Tuesday, July 26, 2011
Sometimes it pays to get off the interstate and take what William Leat-Heat Moon calls "blue highways." We did just that recently, which took us into Spring Valley in southeastern Minnesota.
Driving through town, I saw a sign that said, "Wilder Museum." If you know me or follow this blog, you know that I'm a Laura Ingalls Wilder fan, and my antennae went up. "Wilder Museum? WILDER MUSEUM?" I said as I passed the sign. Luckily, there was another sign. This time, the vehicle turned right, and took us to the Wilder Museum, housed in the old Methodist Church. A sign in front of the church let us know that, yes, it was THAT Wilder.

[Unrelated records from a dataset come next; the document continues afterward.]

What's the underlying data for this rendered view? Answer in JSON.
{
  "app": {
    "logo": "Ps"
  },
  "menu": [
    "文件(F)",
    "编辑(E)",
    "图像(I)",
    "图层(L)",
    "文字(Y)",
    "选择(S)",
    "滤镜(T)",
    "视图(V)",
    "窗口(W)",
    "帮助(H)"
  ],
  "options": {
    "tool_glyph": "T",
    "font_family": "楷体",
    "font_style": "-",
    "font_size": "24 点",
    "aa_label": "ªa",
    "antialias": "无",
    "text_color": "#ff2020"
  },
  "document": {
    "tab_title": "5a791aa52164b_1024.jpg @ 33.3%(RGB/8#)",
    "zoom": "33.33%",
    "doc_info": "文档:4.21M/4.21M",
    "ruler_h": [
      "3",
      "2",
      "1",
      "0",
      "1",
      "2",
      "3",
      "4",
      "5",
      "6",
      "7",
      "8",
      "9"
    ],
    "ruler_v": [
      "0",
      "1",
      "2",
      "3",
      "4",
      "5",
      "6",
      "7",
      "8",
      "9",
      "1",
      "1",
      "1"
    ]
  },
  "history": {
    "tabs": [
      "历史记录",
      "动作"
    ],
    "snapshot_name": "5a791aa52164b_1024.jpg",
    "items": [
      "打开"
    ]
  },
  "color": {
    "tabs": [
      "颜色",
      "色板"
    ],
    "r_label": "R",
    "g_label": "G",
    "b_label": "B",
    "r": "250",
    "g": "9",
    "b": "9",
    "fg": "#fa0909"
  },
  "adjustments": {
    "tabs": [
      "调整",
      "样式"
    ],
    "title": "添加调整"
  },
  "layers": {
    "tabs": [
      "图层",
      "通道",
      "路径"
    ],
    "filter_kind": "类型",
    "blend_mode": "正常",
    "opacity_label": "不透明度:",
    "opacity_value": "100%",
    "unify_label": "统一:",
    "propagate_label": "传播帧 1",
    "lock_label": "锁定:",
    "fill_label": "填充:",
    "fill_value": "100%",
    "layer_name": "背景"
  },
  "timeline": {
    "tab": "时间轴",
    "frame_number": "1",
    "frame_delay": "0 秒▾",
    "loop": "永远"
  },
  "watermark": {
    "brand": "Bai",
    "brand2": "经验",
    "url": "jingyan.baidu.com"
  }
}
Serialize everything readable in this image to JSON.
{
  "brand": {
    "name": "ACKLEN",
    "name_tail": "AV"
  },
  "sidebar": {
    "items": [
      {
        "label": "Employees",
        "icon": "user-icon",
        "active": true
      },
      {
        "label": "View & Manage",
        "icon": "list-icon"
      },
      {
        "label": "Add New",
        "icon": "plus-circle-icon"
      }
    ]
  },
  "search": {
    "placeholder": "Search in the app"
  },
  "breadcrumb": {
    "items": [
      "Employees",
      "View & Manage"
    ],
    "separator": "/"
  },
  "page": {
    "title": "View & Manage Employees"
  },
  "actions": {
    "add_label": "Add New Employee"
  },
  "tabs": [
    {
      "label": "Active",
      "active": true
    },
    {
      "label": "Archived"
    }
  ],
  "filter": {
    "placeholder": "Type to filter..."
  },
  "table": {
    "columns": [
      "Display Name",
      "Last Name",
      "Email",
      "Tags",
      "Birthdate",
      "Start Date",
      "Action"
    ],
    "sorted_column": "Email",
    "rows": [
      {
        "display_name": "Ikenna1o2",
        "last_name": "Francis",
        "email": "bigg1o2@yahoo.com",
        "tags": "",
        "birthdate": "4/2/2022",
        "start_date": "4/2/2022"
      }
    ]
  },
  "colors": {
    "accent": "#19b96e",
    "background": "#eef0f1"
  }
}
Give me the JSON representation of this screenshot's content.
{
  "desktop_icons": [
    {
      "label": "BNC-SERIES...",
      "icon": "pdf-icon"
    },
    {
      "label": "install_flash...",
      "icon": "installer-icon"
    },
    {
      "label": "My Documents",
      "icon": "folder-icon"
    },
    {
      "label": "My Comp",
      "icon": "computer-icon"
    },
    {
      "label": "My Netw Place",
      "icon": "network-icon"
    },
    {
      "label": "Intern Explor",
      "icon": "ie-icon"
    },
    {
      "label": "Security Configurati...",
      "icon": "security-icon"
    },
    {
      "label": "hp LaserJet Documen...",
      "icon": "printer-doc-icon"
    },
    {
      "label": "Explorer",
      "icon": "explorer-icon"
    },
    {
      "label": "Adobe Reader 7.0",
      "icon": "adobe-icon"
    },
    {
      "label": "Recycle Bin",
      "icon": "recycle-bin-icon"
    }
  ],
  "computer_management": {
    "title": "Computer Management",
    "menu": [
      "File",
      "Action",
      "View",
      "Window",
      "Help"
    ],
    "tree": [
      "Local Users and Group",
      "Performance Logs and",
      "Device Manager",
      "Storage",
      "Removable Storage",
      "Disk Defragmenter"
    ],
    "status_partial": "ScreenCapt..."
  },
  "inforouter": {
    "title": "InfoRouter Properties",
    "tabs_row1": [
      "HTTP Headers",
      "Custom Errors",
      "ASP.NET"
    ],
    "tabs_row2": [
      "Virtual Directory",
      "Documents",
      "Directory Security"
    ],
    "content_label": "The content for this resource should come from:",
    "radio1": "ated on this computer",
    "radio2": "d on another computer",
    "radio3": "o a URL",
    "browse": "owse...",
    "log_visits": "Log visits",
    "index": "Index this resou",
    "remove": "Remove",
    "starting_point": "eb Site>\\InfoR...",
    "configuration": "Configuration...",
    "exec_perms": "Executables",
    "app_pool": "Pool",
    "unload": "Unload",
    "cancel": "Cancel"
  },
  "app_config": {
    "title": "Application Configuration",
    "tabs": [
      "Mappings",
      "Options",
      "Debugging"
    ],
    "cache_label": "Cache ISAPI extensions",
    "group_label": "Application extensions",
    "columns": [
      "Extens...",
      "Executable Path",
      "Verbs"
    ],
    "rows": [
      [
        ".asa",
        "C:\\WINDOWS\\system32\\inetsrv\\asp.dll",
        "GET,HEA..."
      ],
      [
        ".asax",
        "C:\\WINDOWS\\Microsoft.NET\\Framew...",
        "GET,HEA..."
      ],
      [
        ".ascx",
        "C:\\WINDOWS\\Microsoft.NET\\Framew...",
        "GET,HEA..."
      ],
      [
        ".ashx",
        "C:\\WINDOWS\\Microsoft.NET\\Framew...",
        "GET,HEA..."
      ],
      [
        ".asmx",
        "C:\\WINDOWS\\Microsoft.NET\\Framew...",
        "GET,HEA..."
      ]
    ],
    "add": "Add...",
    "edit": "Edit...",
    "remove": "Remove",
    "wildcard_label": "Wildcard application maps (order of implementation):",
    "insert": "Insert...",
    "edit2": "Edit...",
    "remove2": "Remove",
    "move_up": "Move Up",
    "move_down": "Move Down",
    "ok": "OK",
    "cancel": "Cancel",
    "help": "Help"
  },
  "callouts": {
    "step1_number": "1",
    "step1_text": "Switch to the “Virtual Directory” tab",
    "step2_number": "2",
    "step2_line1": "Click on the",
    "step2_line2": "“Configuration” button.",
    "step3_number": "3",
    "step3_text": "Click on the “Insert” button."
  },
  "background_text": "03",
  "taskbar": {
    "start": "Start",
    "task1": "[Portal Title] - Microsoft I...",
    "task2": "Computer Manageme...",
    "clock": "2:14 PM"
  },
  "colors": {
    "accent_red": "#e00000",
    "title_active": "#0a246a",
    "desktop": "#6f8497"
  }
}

Almanzo's parents, brothers, and sisters, and Almanzo himself helped build and attended that church. Almanzo and Laura attended this church from 1890-1891. Almanzo's sisters, Eliza Jane and Laura, were both married here. (You may remember Eliza Jane from Laura Ingall's books. Laura did not include Almanzo's sister Laura in the Little House books, as Laura Ingalls thought it would confuse readers to have two Lauras.)
Almanzo's brother, Royal, had several businesses on Main Street, but he was not the only well-known merchant in Spring Valley.
The museum holds items from another famous citizen, Richard Sears, founder of Sears Watch Company. When Alvah Roebuck joined the business, it became Sears & Roebuck. Almanzo and Richard Sears were friends back in those days.
This site is on the National Register of Historic Places, along with other Ingalls & Wilder sites.
How did I not know this? What a delightful stop! Though we didn't have time for the entire tour, a young lady showed us Wilder family photos in the first room and told us a few stories about their lives in Spring Valley. As a stroke of coincidence would have it, the young lady was born in the town where we live. We left feeling richer for having driven off the beaten path and making these discoveries.
What discoveries have you made lately? What delights have you found off the beaten path?